A Game of Three Hands Read online
A Game of Three Hands
By
Tim Stead
The Fourth Age of Shanakan
Book 4
© Tim Stead 2018
All rights reserved.
No part of this book may be reproduced in any written, electronic, recording, or photocopying form without written permission of the author.
Author’s Note
Yet again I would like to thank all those who helped to make this book happen, all the patient readers whose comments, praise and criticism made this better than it otherwise might have been.
You can find more about me and my work at
http://www.timstead.info
Also by Tim Stead
The Sparrow and the Wolf
The Seventh Friend
The Bloodstained God
The Pity Stone
The Beggar’s Ride
Serpentine
The Fourth Age of Shanakan
Shanakan
The Lawkeeper of Samara
Scar Felice
1 Jerohal
The ship eased towards the dock with apologetic slowness. She had no right to be here, and her master knew as much. All of Cabarissa was forbidden to men and Jerohal, its capital city, doubly so.
There was a precedent, however. Some Pekkish merchantmen had managed to dock and trade without loss of life, but it was a delicate balance, especially since a group of Darnese ships had attempted an invasion of the island, with catastrophic results, some three years earlier, and this was a Darnese ship.
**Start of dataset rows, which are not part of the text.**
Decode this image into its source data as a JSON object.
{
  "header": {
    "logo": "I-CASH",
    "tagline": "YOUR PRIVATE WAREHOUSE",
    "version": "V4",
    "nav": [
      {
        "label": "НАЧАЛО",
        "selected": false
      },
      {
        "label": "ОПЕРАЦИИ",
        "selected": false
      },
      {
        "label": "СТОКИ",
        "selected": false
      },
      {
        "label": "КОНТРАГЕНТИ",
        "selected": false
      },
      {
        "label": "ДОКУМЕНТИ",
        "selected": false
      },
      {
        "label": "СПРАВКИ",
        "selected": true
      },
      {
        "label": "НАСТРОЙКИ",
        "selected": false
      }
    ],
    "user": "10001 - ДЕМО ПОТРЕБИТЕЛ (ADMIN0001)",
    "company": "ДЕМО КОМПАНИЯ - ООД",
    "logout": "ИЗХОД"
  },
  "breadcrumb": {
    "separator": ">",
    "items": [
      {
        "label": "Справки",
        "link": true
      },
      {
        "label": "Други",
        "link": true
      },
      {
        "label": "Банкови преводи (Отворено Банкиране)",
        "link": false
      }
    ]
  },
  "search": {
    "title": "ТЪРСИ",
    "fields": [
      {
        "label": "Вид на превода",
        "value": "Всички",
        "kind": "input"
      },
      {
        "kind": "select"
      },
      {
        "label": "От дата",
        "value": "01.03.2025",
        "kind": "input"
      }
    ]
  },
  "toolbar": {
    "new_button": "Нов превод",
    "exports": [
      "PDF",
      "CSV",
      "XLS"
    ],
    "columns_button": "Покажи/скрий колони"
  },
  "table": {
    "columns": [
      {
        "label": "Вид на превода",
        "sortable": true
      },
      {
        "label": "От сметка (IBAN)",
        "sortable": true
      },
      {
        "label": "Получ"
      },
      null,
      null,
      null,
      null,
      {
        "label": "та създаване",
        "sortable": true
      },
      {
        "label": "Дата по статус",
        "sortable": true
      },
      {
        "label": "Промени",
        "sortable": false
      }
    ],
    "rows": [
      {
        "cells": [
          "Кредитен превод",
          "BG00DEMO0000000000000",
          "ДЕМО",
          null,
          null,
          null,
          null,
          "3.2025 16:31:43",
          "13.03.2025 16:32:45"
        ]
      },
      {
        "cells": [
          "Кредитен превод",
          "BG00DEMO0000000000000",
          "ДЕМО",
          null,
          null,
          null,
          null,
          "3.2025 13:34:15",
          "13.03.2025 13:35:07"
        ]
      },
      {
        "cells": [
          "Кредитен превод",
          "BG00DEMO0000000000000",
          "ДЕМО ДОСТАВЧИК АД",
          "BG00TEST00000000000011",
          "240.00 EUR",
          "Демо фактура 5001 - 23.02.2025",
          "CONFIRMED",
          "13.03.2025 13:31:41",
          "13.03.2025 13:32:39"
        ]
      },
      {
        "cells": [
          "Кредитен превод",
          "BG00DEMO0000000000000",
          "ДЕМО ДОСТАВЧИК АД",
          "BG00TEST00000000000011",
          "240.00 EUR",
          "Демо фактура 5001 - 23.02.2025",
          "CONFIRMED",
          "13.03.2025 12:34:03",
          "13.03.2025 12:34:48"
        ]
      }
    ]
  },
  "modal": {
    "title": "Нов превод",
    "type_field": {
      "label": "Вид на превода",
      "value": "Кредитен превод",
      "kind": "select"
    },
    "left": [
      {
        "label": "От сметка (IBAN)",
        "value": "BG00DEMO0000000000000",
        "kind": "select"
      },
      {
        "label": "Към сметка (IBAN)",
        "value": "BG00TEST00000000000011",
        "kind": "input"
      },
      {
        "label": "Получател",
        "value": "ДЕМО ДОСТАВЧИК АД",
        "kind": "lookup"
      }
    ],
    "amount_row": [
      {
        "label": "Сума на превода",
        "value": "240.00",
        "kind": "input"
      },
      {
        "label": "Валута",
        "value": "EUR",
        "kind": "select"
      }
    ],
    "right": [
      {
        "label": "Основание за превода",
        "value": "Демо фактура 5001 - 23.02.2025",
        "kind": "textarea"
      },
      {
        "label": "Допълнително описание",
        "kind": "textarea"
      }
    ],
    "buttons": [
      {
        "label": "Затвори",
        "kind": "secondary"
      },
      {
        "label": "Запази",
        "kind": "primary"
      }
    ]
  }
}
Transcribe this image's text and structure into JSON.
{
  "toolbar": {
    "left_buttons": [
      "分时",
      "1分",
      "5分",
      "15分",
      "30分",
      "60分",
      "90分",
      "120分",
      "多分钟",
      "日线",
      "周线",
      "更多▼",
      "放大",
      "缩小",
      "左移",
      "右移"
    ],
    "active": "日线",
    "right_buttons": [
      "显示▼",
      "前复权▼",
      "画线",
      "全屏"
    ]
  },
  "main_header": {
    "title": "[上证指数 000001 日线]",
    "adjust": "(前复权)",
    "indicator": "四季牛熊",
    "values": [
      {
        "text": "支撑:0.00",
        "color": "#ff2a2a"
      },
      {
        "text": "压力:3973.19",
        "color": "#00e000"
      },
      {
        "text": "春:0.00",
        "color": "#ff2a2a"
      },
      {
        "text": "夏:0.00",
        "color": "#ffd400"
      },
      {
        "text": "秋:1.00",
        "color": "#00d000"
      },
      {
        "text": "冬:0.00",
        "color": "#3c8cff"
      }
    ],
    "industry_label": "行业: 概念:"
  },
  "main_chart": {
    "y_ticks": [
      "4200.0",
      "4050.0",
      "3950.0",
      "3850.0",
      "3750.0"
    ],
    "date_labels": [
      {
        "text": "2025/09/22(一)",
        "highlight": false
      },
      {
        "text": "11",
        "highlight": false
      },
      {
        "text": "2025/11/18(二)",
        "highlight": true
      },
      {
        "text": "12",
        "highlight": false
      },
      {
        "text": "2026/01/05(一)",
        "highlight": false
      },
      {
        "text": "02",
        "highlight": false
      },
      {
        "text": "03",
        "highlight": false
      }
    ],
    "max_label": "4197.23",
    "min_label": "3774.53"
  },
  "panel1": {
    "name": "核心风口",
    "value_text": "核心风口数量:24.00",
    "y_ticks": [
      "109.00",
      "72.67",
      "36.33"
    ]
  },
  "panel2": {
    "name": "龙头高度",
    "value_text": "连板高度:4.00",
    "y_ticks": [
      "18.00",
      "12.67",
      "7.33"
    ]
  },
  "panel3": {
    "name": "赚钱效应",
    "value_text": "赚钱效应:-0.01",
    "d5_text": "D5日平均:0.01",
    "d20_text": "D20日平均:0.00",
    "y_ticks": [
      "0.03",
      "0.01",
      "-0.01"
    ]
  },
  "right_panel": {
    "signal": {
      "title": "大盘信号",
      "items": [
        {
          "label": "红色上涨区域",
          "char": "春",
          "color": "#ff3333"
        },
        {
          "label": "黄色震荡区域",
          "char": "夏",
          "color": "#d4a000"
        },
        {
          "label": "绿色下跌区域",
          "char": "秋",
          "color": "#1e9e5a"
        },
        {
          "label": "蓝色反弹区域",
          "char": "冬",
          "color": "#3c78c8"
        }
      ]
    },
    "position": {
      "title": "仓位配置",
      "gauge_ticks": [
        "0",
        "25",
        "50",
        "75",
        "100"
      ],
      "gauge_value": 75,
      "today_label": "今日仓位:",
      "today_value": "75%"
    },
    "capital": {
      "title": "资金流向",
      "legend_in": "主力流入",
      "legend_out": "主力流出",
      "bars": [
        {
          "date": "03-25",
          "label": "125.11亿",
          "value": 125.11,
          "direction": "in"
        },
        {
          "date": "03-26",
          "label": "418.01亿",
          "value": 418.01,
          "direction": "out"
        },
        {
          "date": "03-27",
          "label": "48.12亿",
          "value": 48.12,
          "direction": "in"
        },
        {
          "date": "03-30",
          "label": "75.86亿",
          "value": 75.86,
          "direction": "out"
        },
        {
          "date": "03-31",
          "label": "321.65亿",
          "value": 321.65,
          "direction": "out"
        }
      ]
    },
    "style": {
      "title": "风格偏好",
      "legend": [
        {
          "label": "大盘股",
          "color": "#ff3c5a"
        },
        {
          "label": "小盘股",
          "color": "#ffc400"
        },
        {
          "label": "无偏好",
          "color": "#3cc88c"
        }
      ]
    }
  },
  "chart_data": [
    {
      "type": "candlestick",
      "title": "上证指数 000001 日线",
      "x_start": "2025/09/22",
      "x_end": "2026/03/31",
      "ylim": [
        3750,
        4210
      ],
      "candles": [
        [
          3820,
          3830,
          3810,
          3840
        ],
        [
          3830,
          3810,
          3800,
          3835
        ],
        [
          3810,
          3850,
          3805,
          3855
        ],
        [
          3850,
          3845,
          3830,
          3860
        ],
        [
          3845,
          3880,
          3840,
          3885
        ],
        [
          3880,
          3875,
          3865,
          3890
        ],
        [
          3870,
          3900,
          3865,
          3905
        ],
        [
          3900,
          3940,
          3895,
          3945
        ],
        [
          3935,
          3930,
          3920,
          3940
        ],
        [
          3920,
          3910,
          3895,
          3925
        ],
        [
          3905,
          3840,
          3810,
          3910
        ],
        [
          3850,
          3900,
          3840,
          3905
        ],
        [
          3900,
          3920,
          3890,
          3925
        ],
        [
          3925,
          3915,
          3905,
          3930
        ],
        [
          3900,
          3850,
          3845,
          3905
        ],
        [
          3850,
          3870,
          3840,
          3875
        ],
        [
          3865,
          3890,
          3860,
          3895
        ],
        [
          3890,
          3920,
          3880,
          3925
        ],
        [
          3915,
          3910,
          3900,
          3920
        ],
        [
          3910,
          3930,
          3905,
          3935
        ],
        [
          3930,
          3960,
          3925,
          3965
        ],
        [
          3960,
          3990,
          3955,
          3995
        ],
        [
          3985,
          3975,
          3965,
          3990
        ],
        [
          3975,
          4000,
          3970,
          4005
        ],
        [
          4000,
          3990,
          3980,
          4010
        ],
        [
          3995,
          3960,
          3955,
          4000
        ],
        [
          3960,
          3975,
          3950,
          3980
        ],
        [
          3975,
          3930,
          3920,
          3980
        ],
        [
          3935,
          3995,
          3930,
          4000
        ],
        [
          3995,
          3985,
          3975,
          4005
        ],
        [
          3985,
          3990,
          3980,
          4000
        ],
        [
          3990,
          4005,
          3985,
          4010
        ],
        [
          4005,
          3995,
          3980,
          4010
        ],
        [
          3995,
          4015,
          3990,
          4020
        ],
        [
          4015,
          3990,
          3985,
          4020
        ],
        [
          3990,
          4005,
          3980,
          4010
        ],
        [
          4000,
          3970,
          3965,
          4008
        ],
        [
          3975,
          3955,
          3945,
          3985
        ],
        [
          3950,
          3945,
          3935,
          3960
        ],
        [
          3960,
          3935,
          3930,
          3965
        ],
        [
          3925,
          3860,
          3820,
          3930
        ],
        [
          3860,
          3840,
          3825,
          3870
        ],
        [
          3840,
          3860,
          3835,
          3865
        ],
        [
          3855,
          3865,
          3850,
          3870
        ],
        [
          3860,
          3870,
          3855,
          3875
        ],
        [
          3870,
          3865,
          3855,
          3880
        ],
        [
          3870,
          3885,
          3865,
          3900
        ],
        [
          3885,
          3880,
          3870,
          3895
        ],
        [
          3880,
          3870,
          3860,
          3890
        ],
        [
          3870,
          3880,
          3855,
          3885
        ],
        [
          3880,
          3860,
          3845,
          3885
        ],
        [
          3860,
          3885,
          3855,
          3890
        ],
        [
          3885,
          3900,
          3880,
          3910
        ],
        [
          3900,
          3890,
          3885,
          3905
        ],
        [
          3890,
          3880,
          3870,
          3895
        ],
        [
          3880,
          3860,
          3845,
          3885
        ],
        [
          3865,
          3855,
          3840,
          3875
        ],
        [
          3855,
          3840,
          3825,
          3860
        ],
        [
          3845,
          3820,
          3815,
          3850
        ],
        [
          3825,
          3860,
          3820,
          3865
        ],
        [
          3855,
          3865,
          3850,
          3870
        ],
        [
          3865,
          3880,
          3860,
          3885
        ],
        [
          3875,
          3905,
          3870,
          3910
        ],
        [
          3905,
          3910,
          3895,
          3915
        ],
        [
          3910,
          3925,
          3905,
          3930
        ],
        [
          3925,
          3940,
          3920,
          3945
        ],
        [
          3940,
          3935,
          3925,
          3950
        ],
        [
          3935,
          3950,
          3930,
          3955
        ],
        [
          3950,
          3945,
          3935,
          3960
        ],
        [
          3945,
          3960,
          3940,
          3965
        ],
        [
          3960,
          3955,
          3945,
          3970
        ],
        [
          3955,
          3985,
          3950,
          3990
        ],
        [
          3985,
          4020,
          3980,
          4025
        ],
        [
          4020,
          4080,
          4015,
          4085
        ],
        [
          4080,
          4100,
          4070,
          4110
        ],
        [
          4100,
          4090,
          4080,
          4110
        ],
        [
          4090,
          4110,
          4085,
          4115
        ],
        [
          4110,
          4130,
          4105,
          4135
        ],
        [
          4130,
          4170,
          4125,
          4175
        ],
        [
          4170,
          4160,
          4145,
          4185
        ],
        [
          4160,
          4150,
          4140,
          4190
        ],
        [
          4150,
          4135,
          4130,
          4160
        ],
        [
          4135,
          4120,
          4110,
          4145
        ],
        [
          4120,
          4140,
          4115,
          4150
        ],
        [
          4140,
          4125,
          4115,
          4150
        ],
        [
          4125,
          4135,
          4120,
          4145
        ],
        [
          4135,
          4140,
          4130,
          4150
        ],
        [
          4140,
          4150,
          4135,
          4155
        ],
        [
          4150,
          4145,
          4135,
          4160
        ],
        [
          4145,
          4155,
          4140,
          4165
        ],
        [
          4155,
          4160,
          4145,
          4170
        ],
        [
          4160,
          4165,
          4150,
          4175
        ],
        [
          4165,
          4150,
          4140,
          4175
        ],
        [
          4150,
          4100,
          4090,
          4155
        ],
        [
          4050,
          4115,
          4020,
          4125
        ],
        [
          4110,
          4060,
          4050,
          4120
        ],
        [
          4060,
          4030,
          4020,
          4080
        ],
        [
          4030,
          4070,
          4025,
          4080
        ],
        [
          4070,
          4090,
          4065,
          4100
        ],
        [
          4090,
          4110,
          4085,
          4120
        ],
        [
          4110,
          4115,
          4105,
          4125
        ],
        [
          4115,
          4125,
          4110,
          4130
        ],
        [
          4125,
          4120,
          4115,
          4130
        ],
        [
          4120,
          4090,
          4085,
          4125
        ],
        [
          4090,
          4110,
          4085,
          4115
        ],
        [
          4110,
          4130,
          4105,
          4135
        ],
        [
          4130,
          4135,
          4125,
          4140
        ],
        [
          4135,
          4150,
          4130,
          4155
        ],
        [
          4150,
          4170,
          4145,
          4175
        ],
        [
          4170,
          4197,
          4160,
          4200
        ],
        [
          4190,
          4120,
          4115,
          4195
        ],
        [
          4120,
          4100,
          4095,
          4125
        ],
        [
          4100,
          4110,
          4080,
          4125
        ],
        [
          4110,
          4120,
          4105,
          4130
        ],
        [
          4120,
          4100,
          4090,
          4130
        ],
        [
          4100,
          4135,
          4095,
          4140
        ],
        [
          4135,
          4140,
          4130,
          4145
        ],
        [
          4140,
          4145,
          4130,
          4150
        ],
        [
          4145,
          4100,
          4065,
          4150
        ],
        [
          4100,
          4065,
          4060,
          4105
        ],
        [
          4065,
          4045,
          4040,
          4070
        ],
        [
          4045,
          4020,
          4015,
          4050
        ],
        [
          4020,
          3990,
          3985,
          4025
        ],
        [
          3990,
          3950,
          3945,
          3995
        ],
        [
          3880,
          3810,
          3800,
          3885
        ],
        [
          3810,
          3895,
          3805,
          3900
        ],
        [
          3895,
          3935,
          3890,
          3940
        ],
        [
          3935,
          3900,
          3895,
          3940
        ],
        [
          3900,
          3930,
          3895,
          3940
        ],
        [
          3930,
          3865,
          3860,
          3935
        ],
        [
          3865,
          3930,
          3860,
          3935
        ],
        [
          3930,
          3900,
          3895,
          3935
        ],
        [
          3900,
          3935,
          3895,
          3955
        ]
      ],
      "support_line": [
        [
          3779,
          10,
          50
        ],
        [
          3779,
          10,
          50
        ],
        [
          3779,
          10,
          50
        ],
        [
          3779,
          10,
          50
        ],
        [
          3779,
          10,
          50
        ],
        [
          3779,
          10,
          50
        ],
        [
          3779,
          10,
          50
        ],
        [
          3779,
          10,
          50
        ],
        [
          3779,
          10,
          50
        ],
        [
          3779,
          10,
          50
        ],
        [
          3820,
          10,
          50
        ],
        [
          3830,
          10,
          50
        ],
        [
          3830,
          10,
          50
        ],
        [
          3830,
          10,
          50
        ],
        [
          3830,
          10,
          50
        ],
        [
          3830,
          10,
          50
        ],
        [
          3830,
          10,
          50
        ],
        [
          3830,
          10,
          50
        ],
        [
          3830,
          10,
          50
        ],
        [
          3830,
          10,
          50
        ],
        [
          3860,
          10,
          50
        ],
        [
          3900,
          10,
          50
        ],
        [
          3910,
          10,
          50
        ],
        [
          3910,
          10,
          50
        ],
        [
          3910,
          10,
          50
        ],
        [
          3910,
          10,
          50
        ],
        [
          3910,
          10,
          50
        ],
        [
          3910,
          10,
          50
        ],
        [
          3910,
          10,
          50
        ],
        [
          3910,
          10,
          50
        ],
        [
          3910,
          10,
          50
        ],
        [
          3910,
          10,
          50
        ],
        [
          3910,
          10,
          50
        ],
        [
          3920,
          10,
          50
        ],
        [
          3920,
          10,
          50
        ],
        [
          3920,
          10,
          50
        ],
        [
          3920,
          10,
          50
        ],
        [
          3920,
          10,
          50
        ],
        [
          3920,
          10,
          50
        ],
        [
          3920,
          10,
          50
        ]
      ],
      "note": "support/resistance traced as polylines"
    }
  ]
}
The master, a swarthy, stocky man of some fifty years who bore the name Kent Silman, heeded the advice he’d been given – as few on deck as possible, don’t set foot on shore or dock, be polite as though your life depended upon it, because it did.
He had men fore and aft with ropes looped and ready for the bollards on the pier and four more poling the ship across the shallow harbour. As the ship crept towards the dock he could see one of them, one of the Shannish warriors, standing there, watching.
Silman had no idea how these creatures were related to the Shan, but did not doubt some magic was involved. He’d never heard of them when the Faer Karan ruled, only after their fall, and that meant Serhan had something to do with it. He resisted the urge to spit at the Mage Lord’s name. The thing on the dock might take offence. That would be bad. Just one of them could rip his vessel to pieces and slaughter his crew.
As they drew alongside the dock he examined the creature. It was half as tall again as a man, armoured with scales, adorned with a long, thick mane that fell most of the way down its back, and possessed of the most wicked claws he had ever seen. It reminded him of the Faer Karan themselves. It was just the sort of form a Faer Karani would have chosen to terrify men.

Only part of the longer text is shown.